I hope this makes sense to at least some of you - I'll add some illustrations to clarify things later on.

And speaking of illustration in terms of the project as a whole, if later the animations and colour changes are essential data-defined parameters, Jacubey's point about the validity of including reflections and rotations of glyphs becomes more valid as I foresee this will add to the aesthetic appeal while simultaneously simplifying the task of encoding the glyphs, at the cost of having nearly eight times as many glyphs to deal with. I suspect that defining all the possible quarter-glyphs will help a lot in this direction. I mean, automation of this task is great but I would like to be able to immediately identify glyphs that are congruent despite having a different data identity.

 

[downwardsfromzero]

There are simple algos to tile an infinite plane with infinite closed loops, reminds me a bit to this.

In this case I guess you could just bruteforce it, there are 6^36 possibilities.
Recursion might be a better angle, since you skip any possibility where cells dont connect, kinda like HT suggests, you just keep going until a closed loop happens or cant continue, if the closed loop is exactly 36 cells long its a winner.

Thanks for the link! I would like to use something similar to generate a continuous stream or flowing sheet of random glyphs instead of the hexagonal mazes. This will help develop the animation end of the idea. The glyphs could easily be made to fit an isometric grid which would mean the hexagonal grid would still be useful.

 

[Jacubey]

I would like to be able to immediately identify glyphs that are congruent despite having a different data identity.

There is pretty simple math that can rotate matrices which runs extremely quickly. The process that makes the most sense to me is to generate the glyphs recursively, using instructions like left, right, up, down as suggested by Homo Trypens. After generation they should be stored in a binary matrix like you have suggested as a good external view. From there you can iterate over the generated glyphs and remove any that have rotational symmetry, and with a little bit of extra work you can also remove the mirrors. What is really interesting to me is that all glyphs are rotatable, but not all are appealing. How do you differentiate between glyphs that are appealing when rotated, vs glyphs that aren't? Assuming we're not brute forcing, has the manual/by-hand system you've devised so far solve for this, or are all glyphs rotatable?

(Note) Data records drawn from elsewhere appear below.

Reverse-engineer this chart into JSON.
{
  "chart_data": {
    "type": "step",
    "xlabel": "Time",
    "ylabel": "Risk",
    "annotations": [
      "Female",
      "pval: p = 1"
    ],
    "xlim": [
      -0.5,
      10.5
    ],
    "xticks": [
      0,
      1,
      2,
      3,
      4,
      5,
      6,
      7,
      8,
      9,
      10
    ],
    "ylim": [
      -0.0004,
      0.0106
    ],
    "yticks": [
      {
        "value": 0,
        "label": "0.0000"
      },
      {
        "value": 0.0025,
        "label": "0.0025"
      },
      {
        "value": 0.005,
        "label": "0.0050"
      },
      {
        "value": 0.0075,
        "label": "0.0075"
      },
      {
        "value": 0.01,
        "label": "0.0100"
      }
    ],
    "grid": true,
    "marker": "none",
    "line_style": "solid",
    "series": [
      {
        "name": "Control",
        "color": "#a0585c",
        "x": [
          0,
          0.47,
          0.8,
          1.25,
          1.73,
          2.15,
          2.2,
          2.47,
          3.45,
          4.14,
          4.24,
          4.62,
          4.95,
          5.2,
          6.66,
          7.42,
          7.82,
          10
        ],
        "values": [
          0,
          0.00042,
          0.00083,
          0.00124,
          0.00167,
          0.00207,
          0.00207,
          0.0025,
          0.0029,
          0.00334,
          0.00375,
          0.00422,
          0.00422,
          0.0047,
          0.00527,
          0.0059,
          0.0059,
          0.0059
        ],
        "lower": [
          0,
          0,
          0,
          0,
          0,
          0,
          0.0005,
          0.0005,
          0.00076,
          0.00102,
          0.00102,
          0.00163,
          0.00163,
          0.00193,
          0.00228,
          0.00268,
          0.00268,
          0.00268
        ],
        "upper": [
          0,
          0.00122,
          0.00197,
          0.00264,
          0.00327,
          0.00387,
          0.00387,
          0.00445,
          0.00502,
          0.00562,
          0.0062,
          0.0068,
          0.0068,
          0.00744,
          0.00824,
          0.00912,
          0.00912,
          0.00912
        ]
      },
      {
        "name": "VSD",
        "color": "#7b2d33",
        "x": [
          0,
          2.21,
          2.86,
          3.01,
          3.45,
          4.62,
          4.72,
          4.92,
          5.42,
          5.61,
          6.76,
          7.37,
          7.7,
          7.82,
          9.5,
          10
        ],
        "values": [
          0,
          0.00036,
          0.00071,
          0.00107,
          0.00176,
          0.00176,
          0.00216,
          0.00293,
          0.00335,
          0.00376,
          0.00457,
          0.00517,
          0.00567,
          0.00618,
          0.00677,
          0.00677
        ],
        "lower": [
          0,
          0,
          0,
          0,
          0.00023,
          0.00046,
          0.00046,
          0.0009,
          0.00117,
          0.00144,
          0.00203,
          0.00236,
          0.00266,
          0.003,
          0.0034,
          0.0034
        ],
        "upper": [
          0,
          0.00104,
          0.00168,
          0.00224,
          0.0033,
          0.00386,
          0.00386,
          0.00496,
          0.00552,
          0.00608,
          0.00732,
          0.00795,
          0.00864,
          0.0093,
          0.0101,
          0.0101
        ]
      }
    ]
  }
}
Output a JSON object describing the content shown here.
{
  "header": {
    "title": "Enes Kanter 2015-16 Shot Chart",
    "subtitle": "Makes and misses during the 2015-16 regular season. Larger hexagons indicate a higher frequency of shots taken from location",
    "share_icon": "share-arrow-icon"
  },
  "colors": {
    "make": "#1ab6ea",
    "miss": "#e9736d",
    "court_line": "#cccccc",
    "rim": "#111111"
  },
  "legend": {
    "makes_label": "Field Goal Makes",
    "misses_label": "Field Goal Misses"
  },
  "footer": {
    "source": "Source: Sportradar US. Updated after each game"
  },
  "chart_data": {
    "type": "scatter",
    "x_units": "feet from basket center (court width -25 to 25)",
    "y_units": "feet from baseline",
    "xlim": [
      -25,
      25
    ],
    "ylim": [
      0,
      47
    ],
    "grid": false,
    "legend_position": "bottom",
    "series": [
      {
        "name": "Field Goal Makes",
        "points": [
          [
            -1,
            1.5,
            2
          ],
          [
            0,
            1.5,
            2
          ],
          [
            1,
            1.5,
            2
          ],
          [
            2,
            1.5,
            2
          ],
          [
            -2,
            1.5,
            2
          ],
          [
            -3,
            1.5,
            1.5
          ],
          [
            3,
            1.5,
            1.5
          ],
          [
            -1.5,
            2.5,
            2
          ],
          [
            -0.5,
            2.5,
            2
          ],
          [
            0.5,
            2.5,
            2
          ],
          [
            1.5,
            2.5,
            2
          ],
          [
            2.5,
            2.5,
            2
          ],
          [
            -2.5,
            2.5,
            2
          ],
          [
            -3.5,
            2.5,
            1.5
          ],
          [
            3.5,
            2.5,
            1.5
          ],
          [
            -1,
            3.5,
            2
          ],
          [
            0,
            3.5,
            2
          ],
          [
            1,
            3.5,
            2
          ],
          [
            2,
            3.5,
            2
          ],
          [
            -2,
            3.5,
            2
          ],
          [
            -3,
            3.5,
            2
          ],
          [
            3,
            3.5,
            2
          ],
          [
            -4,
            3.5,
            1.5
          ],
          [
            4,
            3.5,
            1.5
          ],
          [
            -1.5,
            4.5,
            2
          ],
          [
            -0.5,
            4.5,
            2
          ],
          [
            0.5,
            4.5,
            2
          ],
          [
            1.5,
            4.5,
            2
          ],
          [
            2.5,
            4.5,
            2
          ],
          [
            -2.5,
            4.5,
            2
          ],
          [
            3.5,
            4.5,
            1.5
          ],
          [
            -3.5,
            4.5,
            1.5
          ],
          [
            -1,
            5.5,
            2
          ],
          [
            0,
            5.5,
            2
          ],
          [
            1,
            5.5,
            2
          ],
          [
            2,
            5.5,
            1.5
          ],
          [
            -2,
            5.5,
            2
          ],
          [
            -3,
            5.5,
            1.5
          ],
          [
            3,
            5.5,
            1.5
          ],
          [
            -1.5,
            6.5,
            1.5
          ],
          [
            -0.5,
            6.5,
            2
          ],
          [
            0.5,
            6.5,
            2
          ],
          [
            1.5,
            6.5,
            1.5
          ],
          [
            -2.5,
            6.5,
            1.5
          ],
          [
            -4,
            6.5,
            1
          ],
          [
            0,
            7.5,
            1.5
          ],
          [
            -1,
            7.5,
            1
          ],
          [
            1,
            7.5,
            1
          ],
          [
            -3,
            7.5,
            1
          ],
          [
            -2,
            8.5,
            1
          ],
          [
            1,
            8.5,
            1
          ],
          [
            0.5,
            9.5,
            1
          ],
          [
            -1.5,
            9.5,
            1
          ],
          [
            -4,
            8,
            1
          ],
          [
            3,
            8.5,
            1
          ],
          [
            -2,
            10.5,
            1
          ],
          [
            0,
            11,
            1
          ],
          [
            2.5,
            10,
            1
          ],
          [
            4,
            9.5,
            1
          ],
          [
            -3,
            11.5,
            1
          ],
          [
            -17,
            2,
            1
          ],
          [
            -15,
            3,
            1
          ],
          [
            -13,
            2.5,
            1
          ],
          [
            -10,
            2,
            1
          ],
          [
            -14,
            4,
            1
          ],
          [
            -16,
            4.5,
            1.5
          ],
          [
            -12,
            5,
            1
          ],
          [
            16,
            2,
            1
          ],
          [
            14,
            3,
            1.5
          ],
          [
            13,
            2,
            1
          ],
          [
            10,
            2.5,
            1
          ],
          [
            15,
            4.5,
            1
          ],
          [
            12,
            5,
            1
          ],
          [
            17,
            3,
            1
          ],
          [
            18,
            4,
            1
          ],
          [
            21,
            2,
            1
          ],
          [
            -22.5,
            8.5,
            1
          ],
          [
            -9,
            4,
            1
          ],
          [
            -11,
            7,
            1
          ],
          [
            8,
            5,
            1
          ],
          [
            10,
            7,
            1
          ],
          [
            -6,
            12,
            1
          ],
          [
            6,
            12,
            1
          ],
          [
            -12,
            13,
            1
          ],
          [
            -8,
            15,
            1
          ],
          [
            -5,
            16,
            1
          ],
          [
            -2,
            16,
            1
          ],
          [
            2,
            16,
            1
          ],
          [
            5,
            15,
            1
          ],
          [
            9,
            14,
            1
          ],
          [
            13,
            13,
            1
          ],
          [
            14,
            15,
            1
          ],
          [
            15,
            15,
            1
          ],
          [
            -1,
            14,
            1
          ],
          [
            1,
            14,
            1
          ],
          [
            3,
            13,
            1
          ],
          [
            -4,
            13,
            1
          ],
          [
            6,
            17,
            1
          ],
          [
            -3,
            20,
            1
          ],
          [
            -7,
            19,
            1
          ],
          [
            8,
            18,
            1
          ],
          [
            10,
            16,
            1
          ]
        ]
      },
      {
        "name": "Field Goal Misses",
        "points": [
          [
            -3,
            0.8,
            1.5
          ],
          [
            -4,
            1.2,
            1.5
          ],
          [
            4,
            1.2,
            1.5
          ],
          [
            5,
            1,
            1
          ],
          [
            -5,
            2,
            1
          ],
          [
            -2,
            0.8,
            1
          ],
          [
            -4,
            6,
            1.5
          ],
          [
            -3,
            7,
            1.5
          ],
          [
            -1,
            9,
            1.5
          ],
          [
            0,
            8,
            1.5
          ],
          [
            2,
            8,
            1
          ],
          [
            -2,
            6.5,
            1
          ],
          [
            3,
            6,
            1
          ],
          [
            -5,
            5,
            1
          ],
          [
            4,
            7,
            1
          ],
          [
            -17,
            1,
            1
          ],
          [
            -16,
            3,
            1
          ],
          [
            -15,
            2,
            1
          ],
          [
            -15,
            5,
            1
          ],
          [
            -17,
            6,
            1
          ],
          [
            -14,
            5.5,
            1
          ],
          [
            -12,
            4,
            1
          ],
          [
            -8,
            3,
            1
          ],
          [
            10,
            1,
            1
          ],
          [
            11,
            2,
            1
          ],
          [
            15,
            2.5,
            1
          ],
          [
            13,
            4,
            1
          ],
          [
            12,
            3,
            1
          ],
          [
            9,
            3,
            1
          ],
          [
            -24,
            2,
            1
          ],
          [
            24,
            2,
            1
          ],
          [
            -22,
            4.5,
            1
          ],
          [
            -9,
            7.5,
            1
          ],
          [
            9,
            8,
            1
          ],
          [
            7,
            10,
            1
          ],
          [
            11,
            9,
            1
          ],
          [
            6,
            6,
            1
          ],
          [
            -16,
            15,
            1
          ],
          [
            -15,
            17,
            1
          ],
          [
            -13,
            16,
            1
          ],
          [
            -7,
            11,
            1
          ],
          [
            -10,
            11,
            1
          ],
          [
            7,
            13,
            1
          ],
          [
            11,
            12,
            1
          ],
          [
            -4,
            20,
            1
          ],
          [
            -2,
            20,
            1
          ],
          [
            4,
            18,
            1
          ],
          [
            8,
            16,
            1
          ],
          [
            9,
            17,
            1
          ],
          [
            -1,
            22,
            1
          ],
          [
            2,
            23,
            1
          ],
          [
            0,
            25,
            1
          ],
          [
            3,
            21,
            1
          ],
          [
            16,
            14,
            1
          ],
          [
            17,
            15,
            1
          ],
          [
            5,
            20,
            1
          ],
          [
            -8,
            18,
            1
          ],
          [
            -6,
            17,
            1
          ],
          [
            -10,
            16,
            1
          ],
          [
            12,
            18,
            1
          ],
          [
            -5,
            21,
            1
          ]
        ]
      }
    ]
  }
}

Even without a binary matrix, it should be easy to flip/rotate a glyph using left/right/up/down. For diagonal mirror symmetry, invert all the directions. For horizontal invert left/right, for vertical invert up/down. For 90 degree rotations, just rotate each direction. left becomes down, right becomes up, up becomes left, and down becomes right.

The dividing line observations are very interesting. I understand what you're saying, but it's hard to visualize.